Margy agreed to be content with one, but when that was over she had enjoyed it so much that she teased and begged for just one more.

"Oh, let her have it, Mother!" suggested Rose. "We'd all like another ride. And I'll sit beside Margy in one of the seats, and then maybe it won't make her sick."

Margy didn't look ill, and she seemed to be enjoying herself.

"Well, this is a sort of play-day," said Daddy Bunker, "and I want you children to have a good time. I don't suppose one more ride will do any harm," he said to his wife. "And, I'll try to keep out of the poorhouse until we can use the sixty-five dollars in the pocketbook Rose found," and he laughed.

"Well, if you say it's all right I suppose it is," agreed his wife. "But this is, positively, the last ride!"

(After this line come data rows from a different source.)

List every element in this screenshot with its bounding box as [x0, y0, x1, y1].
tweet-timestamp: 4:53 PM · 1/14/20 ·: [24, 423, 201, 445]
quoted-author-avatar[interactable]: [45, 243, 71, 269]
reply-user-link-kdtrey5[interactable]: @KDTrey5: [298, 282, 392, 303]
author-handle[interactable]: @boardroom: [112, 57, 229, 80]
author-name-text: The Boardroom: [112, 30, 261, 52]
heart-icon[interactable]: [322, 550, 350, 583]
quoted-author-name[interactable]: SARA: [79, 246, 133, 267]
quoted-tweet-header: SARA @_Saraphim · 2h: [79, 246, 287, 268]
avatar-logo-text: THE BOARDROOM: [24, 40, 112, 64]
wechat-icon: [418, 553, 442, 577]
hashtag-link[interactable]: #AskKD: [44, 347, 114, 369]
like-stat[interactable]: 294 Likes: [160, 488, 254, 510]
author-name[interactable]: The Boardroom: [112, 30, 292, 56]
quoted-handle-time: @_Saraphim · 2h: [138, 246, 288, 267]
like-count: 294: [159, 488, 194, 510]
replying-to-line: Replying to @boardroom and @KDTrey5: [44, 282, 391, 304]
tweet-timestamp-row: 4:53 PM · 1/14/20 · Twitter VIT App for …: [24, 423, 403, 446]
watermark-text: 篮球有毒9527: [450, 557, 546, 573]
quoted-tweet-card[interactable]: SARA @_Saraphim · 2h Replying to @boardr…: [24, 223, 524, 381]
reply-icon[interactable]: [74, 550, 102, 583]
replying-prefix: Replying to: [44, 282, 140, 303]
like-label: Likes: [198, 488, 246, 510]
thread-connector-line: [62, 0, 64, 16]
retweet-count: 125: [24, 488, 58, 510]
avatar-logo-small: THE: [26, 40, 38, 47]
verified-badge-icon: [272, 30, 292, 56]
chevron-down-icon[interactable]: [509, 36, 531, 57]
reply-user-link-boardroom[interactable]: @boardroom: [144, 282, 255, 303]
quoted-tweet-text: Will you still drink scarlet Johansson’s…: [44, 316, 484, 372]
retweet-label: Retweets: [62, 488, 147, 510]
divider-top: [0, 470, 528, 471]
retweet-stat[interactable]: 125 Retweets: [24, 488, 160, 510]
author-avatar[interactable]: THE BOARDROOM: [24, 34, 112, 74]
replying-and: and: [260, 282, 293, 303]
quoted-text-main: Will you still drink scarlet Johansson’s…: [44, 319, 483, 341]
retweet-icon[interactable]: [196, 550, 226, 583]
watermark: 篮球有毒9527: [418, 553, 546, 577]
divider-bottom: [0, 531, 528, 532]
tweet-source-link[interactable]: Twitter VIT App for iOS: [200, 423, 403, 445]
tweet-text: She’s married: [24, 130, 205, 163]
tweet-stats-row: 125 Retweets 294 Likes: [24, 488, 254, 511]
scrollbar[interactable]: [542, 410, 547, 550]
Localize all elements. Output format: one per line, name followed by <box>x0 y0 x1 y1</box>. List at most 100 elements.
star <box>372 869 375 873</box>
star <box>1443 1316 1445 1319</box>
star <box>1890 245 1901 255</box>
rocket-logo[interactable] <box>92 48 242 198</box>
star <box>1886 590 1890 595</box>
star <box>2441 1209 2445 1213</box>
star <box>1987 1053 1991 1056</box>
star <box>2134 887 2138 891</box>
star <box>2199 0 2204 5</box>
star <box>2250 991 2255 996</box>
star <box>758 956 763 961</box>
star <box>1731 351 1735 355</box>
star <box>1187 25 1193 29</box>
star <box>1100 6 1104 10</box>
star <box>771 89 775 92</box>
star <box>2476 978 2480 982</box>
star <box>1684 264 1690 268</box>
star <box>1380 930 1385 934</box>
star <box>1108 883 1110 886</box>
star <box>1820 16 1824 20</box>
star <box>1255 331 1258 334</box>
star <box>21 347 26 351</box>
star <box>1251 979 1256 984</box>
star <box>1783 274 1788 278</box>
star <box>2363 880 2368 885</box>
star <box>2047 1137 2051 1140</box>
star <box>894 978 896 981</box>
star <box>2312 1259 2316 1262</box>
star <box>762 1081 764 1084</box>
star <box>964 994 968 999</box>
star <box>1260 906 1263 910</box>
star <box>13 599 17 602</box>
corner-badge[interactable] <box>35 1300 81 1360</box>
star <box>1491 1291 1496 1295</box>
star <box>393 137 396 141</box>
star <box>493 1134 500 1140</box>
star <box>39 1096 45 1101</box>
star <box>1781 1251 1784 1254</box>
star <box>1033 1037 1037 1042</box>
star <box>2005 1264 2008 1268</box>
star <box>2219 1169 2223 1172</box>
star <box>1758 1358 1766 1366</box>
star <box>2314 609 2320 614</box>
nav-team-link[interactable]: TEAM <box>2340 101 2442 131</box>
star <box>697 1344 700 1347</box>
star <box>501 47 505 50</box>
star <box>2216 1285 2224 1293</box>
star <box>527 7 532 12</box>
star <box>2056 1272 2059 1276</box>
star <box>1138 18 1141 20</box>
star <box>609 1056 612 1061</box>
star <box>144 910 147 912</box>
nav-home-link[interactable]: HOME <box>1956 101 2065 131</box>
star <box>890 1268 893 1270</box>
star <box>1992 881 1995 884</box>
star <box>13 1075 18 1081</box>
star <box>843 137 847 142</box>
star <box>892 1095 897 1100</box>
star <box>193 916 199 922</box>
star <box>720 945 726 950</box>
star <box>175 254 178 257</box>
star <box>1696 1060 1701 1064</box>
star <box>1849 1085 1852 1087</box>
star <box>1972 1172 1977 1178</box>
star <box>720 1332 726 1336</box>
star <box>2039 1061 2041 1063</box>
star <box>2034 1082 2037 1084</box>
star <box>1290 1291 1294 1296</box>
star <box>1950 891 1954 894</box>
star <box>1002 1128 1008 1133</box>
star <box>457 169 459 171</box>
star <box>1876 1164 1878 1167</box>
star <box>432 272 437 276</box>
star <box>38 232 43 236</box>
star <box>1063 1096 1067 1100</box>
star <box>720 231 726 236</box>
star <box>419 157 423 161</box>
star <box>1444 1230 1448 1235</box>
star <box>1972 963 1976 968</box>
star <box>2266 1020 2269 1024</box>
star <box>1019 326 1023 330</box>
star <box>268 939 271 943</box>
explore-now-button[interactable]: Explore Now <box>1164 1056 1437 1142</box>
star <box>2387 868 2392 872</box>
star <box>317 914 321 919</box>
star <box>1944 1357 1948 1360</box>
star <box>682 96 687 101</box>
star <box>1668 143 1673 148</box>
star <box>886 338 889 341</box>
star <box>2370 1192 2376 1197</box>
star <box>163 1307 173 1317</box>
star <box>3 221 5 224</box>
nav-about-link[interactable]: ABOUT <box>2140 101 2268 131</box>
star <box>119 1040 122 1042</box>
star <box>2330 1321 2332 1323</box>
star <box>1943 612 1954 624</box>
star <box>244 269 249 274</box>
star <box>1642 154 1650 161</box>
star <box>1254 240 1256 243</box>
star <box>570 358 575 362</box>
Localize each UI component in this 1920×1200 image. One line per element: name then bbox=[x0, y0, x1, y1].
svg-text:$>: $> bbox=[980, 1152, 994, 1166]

So the children got their tickets, and Margy and Rose took their seats in a little make-believe chariot, drawn by a green camel.

The music began to play, the merry-go-round began to turn and once more the children were having a good time. In chairs near the big machine Daddy and Mother Bunker and Aunt Jo waved to the children each time they came around.

The turn was almost over when Mrs. Bunker happened to see Margy leaning up against Rose. And the mother noticed that her littlest girl's face was very white. Rose, too, seemed frightened.

"Oh, I'm sure Margy is ill!" cried Mrs. Bunker. "She has ridden too much! Oh, Charles! Have them stop the machine!"

"It's stopping now," he said. He, too, had noticed the paleness of Margy's face.